My bathtub was filling up with galley sheets, which Taylor had assured me cockroaches found inedible.  Pages were falling out of the book copy.  The only joy I had was that I didn't have to spread out beyond my desk.  Then, about two hundred pages in (I was doing the work strictly sequentially), Taylor showed up with the news that the whole project was going to be scrapped.  Just like that?  Just like that.


I had signed no contract for the work, no money had been paid, and Taylor was still in love with his scar.  We walked around Tompkins Square Park for a while, then headed up to the Factory at Union Square.  Taylor disappeared, and I found Paul wandering about.  Don't worry, he told me.  We'll find something else for you.

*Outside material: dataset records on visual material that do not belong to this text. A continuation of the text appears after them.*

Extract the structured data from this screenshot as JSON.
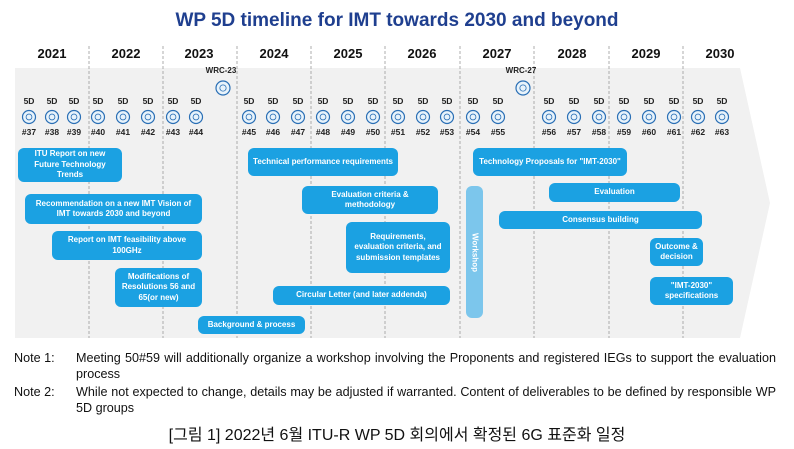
{
  "title": "WP 5D timeline for IMT towards 2030 and beyond",
  "years": [
    "2021",
    "2022",
    "2023",
    "2024",
    "2025",
    "2026",
    "2027",
    "2028",
    "2029",
    "2030"
  ],
  "wrc": [
    "WRC-23",
    "WRC-27"
  ],
  "meetings": [
    {
      "group": "5D",
      "number": "#37"
    },
    {
      "group": "5D",
      "number": "#38"
    },
    {
      "group": "5D",
      "number": "#39"
    },
    {
      "group": "5D",
      "number": "#40"
    },
    {
      "group": "5D",
      "number": "#41"
    },
    {
      "group": "5D",
      "number": "#42"
    },
    {
      "group": "5D",
      "number": "#43"
    },
    {
      "group": "5D",
      "number": "#44"
    },
    {
      "group": "5D",
      "number": "#45"
    },
    {
      "group": "5D",
      "number": "#46"
    },
    {
      "group": "5D",
      "number": "#47"
    },
    {
      "group": "5D",
      "number": "#48"
    },
    {
      "group": "5D",
      "number": "#49"
    },
    {
      "group": "5D",
      "number": "#50"
    },
    {
      "group": "5D",
      "number": "#51"
    },
    {
      "group": "5D",
      "number": "#52"
    },
    {
      "group": "5D",
      "number": "#53"
    },
    {
      "group": "5D",
      "number": "#54"
    },
    {
      "group": "5D",
      "number": "#55"
    },
    {
      "group": "5D",
      "number": "#56"
    },
    {
      "group": "5D",
      "number": "#57"
    },
    {
      "group": "5D",
      "number": "#58"
    },
    {
      "group": "5D",
      "number": "#59"
    },
    {
      "group": "5D",
      "number": "#60"
    },
    {
      "group": "5D",
      "number": "#61"
    },
    {
      "group": "5D",
      "number": "#62"
    },
    {
      "group": "5D",
      "number": "#63"
    }
  ],
  "activities": [
    "ITU Report on new Future Technology Trends",
    "Recommendation on a new IMT Vision of IMT towards 2030 and beyond",
    "Report on IMT feasibility above 100GHz",
    "Modifications of Resolutions 56 and 65(or new)",
    "Background & process",
    "Technical performance requirements",
    "Evaluation criteria & methodology",
    "Requirements, evaluation criteria, and submission templates",
    "Circular Letter (and later addenda)",
    "Workshop",
    "Technology Proposals for \"IMT-2030\"",
    "Evaluation",
    "Consensus building",
    "Outcome & decision",
    "\"IMT-2030\" specifications"
  ],
  "notes": [
    {
      "label": "Note 1:",
      "text": "Meeting 50#59 will additionally organize a workshop involving the Proponents and registered IEGs to support the evaluation process"
    },
    {
      "label": "Note 2:",
      "text": "While not expected to change, details may be adjusted if warranted. Content of deliverables to be defined by responsible WP 5D groups"
    }
  ],
  "caption": "[그림 1] 2022년 6월 ITU-R WP 5D 회의에서 확정된 6G 표준화 일정"
}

That something else was "Trash".  I wrote the first review of the film before its general release, comparing it to "On the Waterfront".  That set the ball rolling for the good-to-great rave reviews that followed.  Roger Ebert, Gene Siskel, Vincent Canby all found it praiseworthy.  And thanks to that, I was able to interview Lou Reed for Zygote magazine.  But that's yet another story.